Le tribunal judiciaire de Paris, statuant le 30 mai 2025, tranche un litige né d’une promesse unilatérale de vente immobilière. Le bénéficiaire n’ayant pas levé l’option, le promettant réclame la restitution de l’indemnité d’immobilisation. Le tribunal rejette cette demande et attribue la somme au promettant, tout en déboutant le bénéficiaire de ses demandes subsidiaires en garantie. La solution consacre le principe de la conservation de l’indemnité par le promettant en cas de défaillance imputable au bénéficiaire.
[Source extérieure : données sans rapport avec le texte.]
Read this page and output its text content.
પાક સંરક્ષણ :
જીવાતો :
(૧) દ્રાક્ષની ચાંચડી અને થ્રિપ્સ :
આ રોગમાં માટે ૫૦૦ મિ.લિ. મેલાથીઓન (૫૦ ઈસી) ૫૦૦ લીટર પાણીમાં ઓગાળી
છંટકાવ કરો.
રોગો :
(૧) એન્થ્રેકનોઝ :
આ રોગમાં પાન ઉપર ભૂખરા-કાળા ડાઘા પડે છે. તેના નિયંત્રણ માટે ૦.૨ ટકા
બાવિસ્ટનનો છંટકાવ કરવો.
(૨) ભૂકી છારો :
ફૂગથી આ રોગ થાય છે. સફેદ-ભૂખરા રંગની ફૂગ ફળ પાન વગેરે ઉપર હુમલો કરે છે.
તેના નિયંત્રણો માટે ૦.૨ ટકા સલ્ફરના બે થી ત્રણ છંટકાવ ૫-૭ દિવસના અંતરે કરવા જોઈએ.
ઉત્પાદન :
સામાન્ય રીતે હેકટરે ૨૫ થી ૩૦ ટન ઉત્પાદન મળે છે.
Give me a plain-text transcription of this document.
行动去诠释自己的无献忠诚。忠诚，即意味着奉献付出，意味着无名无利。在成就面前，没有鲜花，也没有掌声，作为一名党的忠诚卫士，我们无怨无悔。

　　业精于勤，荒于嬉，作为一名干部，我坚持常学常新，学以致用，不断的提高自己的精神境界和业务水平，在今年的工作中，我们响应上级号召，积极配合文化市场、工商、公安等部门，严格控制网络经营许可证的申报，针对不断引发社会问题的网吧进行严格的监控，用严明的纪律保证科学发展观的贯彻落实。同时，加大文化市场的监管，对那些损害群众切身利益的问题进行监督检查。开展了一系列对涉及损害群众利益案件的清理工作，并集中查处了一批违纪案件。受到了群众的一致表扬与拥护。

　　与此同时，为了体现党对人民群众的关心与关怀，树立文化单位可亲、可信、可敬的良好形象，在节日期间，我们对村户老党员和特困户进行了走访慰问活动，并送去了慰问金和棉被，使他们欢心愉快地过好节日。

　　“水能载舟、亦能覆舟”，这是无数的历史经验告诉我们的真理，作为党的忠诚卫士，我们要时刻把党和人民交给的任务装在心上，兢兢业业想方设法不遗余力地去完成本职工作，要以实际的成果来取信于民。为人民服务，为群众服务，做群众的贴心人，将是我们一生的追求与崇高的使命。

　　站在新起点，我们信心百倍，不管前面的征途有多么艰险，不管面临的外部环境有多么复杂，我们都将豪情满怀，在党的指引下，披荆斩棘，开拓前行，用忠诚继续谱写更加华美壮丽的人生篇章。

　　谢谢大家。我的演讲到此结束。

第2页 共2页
La défaillance imputable du bénéficiaire de la promesse
Le tribunal rappelle d’abord le régime juridique de l’indemnité d’immobilisation en cas d’échec de la vente. Il énonce que « Lorsque le bénéficiaire de la promesse ne lève pas l’option, la somme correspondant au prix de l’exclusivité revient au seul promettant, sauf si la vente échoue pour un motif qui ne lui est pas imputable » (Motifs de la décision). Ce principe trouve sa pleine application lorsque le bénéficiaire n’a pas satisfait aux conditions suspensives du contrat. La portée de cette règle est de placer la charge de la preuve sur le bénéficiaire pour démontrer son absence de faute.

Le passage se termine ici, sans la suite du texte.